At around the 400m contour mark a minor river will block your way. Carefully cross at the best point available and take the path that veers right off of the stalkers path on the other side. This path leads steeply and directly towards the summit of Stob a'Choire Odhair. The path zig-zags generously until it straightens out and eventually fades as you hit the 750m mark. The final 200m of ascent to the summit is done over large rocky/bouldery ground (hence the lack of a path) in a NNE direction. If you have a clear day, then take time to admire the views over Rannoch Moor and the rest of the Black Mount range before heading off for Stob Ghabhar.
Distance travelled - 6 Kilometers
Elevation gained - 760 Meters
Estimated ascent time - 3 Hours
Stob Ghabhar is directly west and it is a straight forward walk down in this direction (eventually a path will appear) towards the bealach above Coire Toaig. The wind doesn't half blow up the glen at this point and I was almost able to to lean back 45degrees and keep on my feet!

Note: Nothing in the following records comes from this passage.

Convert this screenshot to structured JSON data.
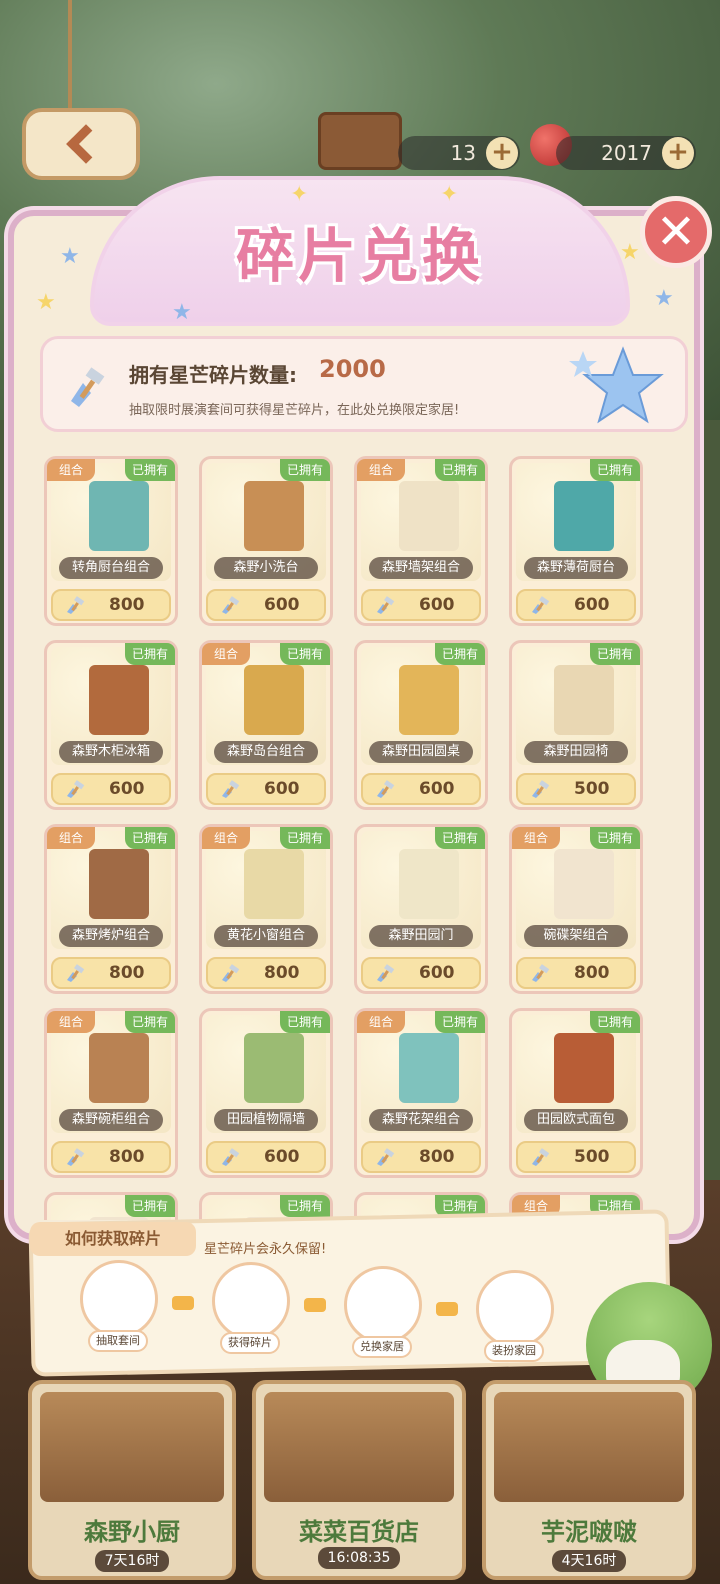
{
  "header": {
    "resource1_value": "13",
    "resource2_value": "2017",
    "plus": "+"
  },
  "panel": {
    "title": "碎片兑换",
    "close": "✕",
    "shard_label": "拥有星芒碎片数量:",
    "shard_count": "2000",
    "shard_tip": "抽取限时展演套间可获得星芒碎片，在此处兑换限定家居!"
  },
  "tags": {
    "combo": "组合",
    "owned": "已拥有"
  },
  "items": [
    {
      "name": "转角厨台组合",
      "price": "800",
      "combo": true,
      "color": "#6fb6b2"
    },
    {
      "name": "森野小洗台",
      "price": "600",
      "combo": false,
      "color": "#c88f55"
    },
    {
      "name": "森野墙架组合",
      "price": "600",
      "combo": true,
      "color": "#efe2c6"
    },
    {
      "name": "森野薄荷厨台",
      "price": "600",
      "combo": false,
      "color": "#4fa8a8"
    },
    {
      "name": "森野木柜冰箱",
      "price": "600",
      "combo": false,
      "color": "#b26a3d"
    },
    {
      "name": "森野岛台组合",
      "price": "600",
      "combo": true,
      "color": "#d9a94e"
    },
    {
      "name": "森野田园圆桌",
      "price": "600",
      "combo": false,
      "color": "#e3b559"
    },
    {
      "name": "森野田园椅",
      "price": "500",
      "combo": false,
      "color": "#e9d7b3"
    },
    {
      "name": "森野烤炉组合",
      "price": "800",
      "combo": true,
      "color": "#a06a45"
    },
    {
      "name": "黄花小窗组合",
      "price": "800",
      "combo": true,
      "color": "#e8d9a6"
    },
    {
      "name": "森野田园门",
      "price": "600",
      "combo": false,
      "color": "#efe6c8"
    },
    {
      "name": "碗碟架组合",
      "price": "800",
      "combo": true,
      "color": "#f1e4cf"
    },
    {
      "name": "森野碗柜组合",
      "price": "800",
      "combo": true,
      "color": "#b98253"
    },
    {
      "name": "田园植物隔墙",
      "price": "600",
      "combo": false,
      "color": "#9bbb73"
    },
    {
      "name": "森野花架组合",
      "price": "800",
      "combo": true,
      "color": "#7fc2bd"
    },
    {
      "name": "田园欧式面包",
      "price": "500",
      "combo": false,
      "color": "#b85d36"
    },
    {
      "name": "",
      "price": "",
      "combo": false,
      "color": "#f1e4cf"
    },
    {
      "name": "",
      "price": "",
      "combo": false,
      "color": "#f1e4cf"
    },
    {
      "name": "",
      "price": "",
      "combo": false,
      "color": "#f1e4cf"
    },
    {
      "name": "",
      "price": "",
      "combo": true,
      "color": "#f1e4cf"
    }
  ],
  "howto": {
    "title": "如何获取碎片",
    "note": "星芒碎片会永久保留!",
    "steps": [
      "抽取套间",
      "获得碎片",
      "兑换家居",
      "装扮家园"
    ]
  },
  "stages": [
    {
      "name": "森野小厨",
      "time": "7天16时"
    },
    {
      "name": "菜菜百货店",
      "time": "16:08:35"
    },
    {
      "name": "芋泥啵啵",
      "time": "4天16时"
    }
  ],
  "colors": {
    "title_pink": "#e77ea2",
    "owned_green": "#75b85a",
    "combo_orange": "#e39f63",
    "close_red": "#e46a6a"
  }
}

Follow the path up towards the ridge south of Coirein Lochan that is extremely steep and involves clambering over large boulders as once again the path vanishes. Now heading in a south-westerly direction, continue scrambling over the boulders until reaching the top of Stob Ghabhar's eastern ridge, Aonach Eagach. Now for the fun bit! The ridge is fairly wide to begin with, but becomes very narrow for a good 500yards with pinnacles that rise and drop for the entire five minutes that your scrambling over it for. The views down into each coire are excellent if you can handle looking down. For those wanting to avoid the airy heights of the ridge it is possible to avoid the worst parts by sticking to the southern side of the ridge, however as this undoubtedly the highlight of the day, I would advise going for it as it doesn't last that long anyway. In winter or windy conditions it would be advisable to be extremely careful on this section of the route.Continue onwards until reaching the end of the ridge where old Victorian fence posts close to the eastern face of Stob Ghabhar lead the way north-west to the summit. These fence posts are ideal for roping up to when facing winter conditions as the eastern corrie above the lochan is prone to severe cornicing and the drop is around 400m. Now finally there, rest those weary legs, replenish your energy levels and take in the array of beauty around you.

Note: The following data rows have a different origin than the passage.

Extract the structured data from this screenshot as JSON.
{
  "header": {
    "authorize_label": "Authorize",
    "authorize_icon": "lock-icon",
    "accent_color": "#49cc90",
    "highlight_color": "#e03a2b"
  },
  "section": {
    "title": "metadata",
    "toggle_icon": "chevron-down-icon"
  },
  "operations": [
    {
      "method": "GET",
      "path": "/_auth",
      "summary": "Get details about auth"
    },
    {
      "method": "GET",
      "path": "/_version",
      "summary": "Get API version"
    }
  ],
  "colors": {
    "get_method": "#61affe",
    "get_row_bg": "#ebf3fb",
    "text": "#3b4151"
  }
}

Distance travelled - 9 Kilometers
Elevation gained - 1220 Meters
Estimated ascent time - 4.5 Hours
To descend, follow the old victorian fence down the south-east ridge above Coire Ghabhar until it disappears at around 800m. Head ESE along the faint path until the fence reappears and heads easterly towards the waterfall. Continue downwards until crossing the Allt Toaig and regaining the original stalkers path you came up that leads back down to Clashgour Hut.

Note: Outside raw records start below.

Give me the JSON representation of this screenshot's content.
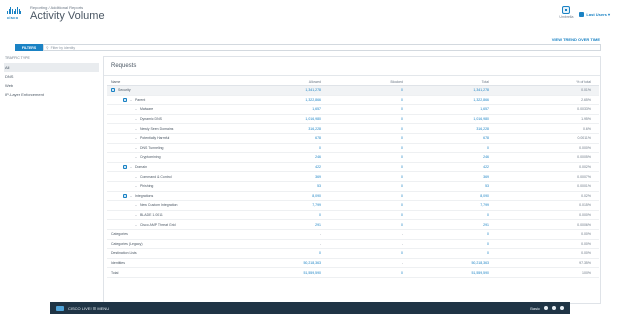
{
  "header": {
    "logo_text": "cisco",
    "breadcrumb": "Reporting / Additional Reports",
    "title": "Activity Volume",
    "shield_label": "Umbrella",
    "user_label": "Last Users ▾"
  },
  "trend_link": "VIEW TREND OVER TIME",
  "filter": {
    "button_label": "FILTERS",
    "placeholder": "Filter by identity"
  },
  "sidebar": {
    "heading": "TRAFFIC TYPE",
    "items": [
      {
        "label": "All",
        "active": true
      },
      {
        "label": "DNS",
        "active": false
      },
      {
        "label": "Web",
        "active": false
      },
      {
        "label": "IP-Layer Enforcement",
        "active": false
      }
    ]
  },
  "panel": {
    "title": "Requests"
  },
  "table": {
    "headers": {
      "name": "Name",
      "allowed": "Allowed",
      "blocked": "Blocked",
      "total": "Total",
      "pct": "% of total"
    },
    "rows": [
      {
        "name": "Security",
        "level": 0,
        "check": true,
        "allowed": "1,341,278",
        "blocked": "0",
        "total": "1,341,278",
        "pct": "0.01%",
        "group": true
      },
      {
        "name": "Parent",
        "level": 1,
        "check": true,
        "allowed": "1,322,866",
        "blocked": "0",
        "total": "1,322,866",
        "pct": "2.65%",
        "group": false
      },
      {
        "name": "Malware",
        "level": 2,
        "check": false,
        "allowed": "1,657",
        "blocked": "0",
        "total": "1,657",
        "pct": "0.0033%",
        "group": false
      },
      {
        "name": "Dynamic DNS",
        "level": 2,
        "check": false,
        "allowed": "1,016,980",
        "blocked": "0",
        "total": "1,016,980",
        "pct": "1.95%",
        "group": false
      },
      {
        "name": "Newly Seen Domains",
        "level": 2,
        "check": false,
        "allowed": "316,228",
        "blocked": "0",
        "total": "316,228",
        "pct": "0.6%",
        "group": false
      },
      {
        "name": "Potentially Harmful",
        "level": 2,
        "check": false,
        "allowed": "678",
        "blocked": "0",
        "total": "678",
        "pct": "0.0011%",
        "group": false
      },
      {
        "name": "DNS Tunneling",
        "level": 2,
        "check": false,
        "allowed": "0",
        "blocked": "0",
        "total": "0",
        "pct": "0.000%",
        "group": false
      },
      {
        "name": "Cryptomining",
        "level": 2,
        "check": false,
        "allowed": "246",
        "blocked": "0",
        "total": "246",
        "pct": "0.0005%",
        "group": false
      },
      {
        "name": "Domain",
        "level": 1,
        "check": true,
        "allowed": "422",
        "blocked": "0",
        "total": "422",
        "pct": "0.002%",
        "group": false
      },
      {
        "name": "Command & Control",
        "level": 2,
        "check": false,
        "allowed": "369",
        "blocked": "0",
        "total": "369",
        "pct": "0.0007%",
        "group": false
      },
      {
        "name": "Phishing",
        "level": 2,
        "check": false,
        "allowed": "53",
        "blocked": "0",
        "total": "53",
        "pct": "0.0001%",
        "group": false
      },
      {
        "name": "Integrations",
        "level": 1,
        "check": true,
        "allowed": "8,090",
        "blocked": "0",
        "total": "8,090",
        "pct": "0.02%",
        "group": false
      },
      {
        "name": "New Custom Integration",
        "level": 2,
        "check": false,
        "allowed": "7,799",
        "blocked": "0",
        "total": "7,799",
        "pct": "0.015%",
        "group": false
      },
      {
        "name": "BLADE 1.0011",
        "level": 2,
        "check": false,
        "allowed": "0",
        "blocked": "0",
        "total": "0",
        "pct": "0.000%",
        "group": false
      },
      {
        "name": "Cisco AMP Threat Grid",
        "level": 2,
        "check": false,
        "allowed": "291",
        "blocked": "0",
        "total": "291",
        "pct": "0.0006%",
        "group": false
      },
      {
        "name": "Categories",
        "level": 0,
        "check": false,
        "allowed": "-",
        "blocked": "-",
        "total": "0",
        "pct": "0.00%",
        "group": false
      },
      {
        "name": "Categories (Legacy)",
        "level": 0,
        "check": false,
        "allowed": "-",
        "blocked": "-",
        "total": "0",
        "pct": "0.00%",
        "group": false
      },
      {
        "name": "Destination Lists",
        "level": 0,
        "check": false,
        "allowed": "0",
        "blocked": "0",
        "total": "0",
        "pct": "0.00%",
        "group": false
      },
      {
        "name": "Identities",
        "level": 0,
        "check": false,
        "allowed": "50,218,363",
        "blocked": "-",
        "total": "50,218,363",
        "pct": "97.35%",
        "group": false
      },
      {
        "name": "Total",
        "level": 0,
        "check": false,
        "allowed": "51,559,590",
        "blocked": "0",
        "total": "51,559,590",
        "pct": "100%",
        "group": false
      }
    ]
  },
  "taskbar": {
    "left_label": "CISCO LIVE!  ☰ MENU",
    "right_label": "Basic"
  },
  "colors": {
    "accent": "#1a82c4",
    "taskbar": "#1f3445"
  }
}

Once down feel free to pop into the Inveroran Hotel for a well deserved pint!
Summer conditions: Backpack, walking boots/trainers, hat, gloves, water, food, waterproofs(your in Scotland you can bet it is going to rain at some point), map, compass, first aid kit, penknife, spare socks, walking poles can be good to ease the jarring on the old knees and your camera.
Winter conditions: All of the above and ice axe, crampons, helmet and rope.
Maps and Books
Harvey superwalker map: Glencoe
Landranger map 50
OS map explorer 377
The Munros book by Cameron McNeish page 57.
50 More Routes on Scottish Mountains by Ralph Storer page 24.
The Scottish Peaks by W. A. Poucher by page 159.